Jens Voigt, truly one of my favorite peloton-people, said Stage 3's pavés had no place in the race, on this point I am in 100% disagreement - pavés as well as occasional dust roads, wet descents, 300km stages, scorching heat, they are the chaotic real-world crucible in which this monument of sports was born 106 years ago; a wild concoction of human perseverance once penned the
Tour de Souffrance. Suffering is bike racing. And what we saw yesterday was bike racers really racing their bikes. Unlike the cobbled classic Parix-Roubaix, where time is of little consequence and fastest survivor into the Roubaix velodrome is all that counts, yesterday's detour through the cobbled countryside was about the ticking of the GC clock. Time played a factor, a deciding demon rearing up out of the crevasses between those historic pavés. From minute to minute leads exchanged, gaps opened and closed, hopes grew then faded with wheel changes, then surged once more in some masterful pieces of bike racing.
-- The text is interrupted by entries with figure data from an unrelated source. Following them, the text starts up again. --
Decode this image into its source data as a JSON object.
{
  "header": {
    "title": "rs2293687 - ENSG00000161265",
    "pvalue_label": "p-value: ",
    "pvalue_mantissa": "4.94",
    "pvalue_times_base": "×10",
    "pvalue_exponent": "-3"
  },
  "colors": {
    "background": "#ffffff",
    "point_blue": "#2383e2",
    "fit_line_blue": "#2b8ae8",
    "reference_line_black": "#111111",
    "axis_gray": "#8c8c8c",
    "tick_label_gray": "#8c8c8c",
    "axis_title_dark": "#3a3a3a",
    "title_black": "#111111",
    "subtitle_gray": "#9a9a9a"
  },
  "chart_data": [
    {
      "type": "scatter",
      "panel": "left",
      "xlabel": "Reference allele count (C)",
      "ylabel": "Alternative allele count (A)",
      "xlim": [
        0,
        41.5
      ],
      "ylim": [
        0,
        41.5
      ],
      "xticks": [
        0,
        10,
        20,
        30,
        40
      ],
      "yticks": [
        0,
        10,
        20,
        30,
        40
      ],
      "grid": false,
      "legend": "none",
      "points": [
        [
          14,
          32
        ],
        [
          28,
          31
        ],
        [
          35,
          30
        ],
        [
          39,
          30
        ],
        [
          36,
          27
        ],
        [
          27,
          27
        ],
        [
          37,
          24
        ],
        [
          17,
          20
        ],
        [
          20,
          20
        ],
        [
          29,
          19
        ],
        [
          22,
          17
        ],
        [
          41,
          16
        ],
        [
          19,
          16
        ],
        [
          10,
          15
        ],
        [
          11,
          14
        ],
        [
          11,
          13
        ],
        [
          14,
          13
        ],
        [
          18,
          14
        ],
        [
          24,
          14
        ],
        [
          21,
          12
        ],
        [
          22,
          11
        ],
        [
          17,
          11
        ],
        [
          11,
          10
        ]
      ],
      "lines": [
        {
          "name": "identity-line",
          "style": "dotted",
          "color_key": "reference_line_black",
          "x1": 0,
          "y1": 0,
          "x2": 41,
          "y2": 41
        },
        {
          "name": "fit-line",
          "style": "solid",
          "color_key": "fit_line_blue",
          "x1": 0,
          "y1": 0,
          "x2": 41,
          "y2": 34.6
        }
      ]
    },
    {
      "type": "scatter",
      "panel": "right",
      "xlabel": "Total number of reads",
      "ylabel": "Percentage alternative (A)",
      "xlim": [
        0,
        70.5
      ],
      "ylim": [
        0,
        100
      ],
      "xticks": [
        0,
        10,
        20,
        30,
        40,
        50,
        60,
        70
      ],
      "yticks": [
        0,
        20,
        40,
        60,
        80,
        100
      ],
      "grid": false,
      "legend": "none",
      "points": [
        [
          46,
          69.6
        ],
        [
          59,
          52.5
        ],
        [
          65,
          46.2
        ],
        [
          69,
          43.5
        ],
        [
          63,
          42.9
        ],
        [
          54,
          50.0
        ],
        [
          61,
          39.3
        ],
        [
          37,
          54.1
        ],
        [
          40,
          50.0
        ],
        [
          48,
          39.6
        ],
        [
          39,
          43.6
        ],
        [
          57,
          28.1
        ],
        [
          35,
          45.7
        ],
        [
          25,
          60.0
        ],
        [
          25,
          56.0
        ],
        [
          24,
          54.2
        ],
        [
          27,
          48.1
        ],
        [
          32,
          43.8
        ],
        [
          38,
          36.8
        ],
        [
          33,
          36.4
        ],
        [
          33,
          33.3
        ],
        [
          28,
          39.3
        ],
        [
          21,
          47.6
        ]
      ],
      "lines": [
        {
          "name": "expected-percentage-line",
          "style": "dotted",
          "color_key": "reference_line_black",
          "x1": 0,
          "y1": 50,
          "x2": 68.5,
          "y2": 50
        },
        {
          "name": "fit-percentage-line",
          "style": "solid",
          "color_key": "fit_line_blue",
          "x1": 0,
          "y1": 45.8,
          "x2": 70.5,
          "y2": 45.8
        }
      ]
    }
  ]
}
Ya, in the end the seven-time champion fell from fifth overall to 18th, 2:30 back of renewed leader Fabian Cancellara, and more importantly 1-2 minutes off key GC rivals. But if that performance on sectors 6 and 7 of pavés was any indication of the Armstrong we are going to be treated to over the next two plus weeks, then we may just see Henri Desgrange stir with pride from his grave - his Tour has been reborn, and that is definitely worth noticing.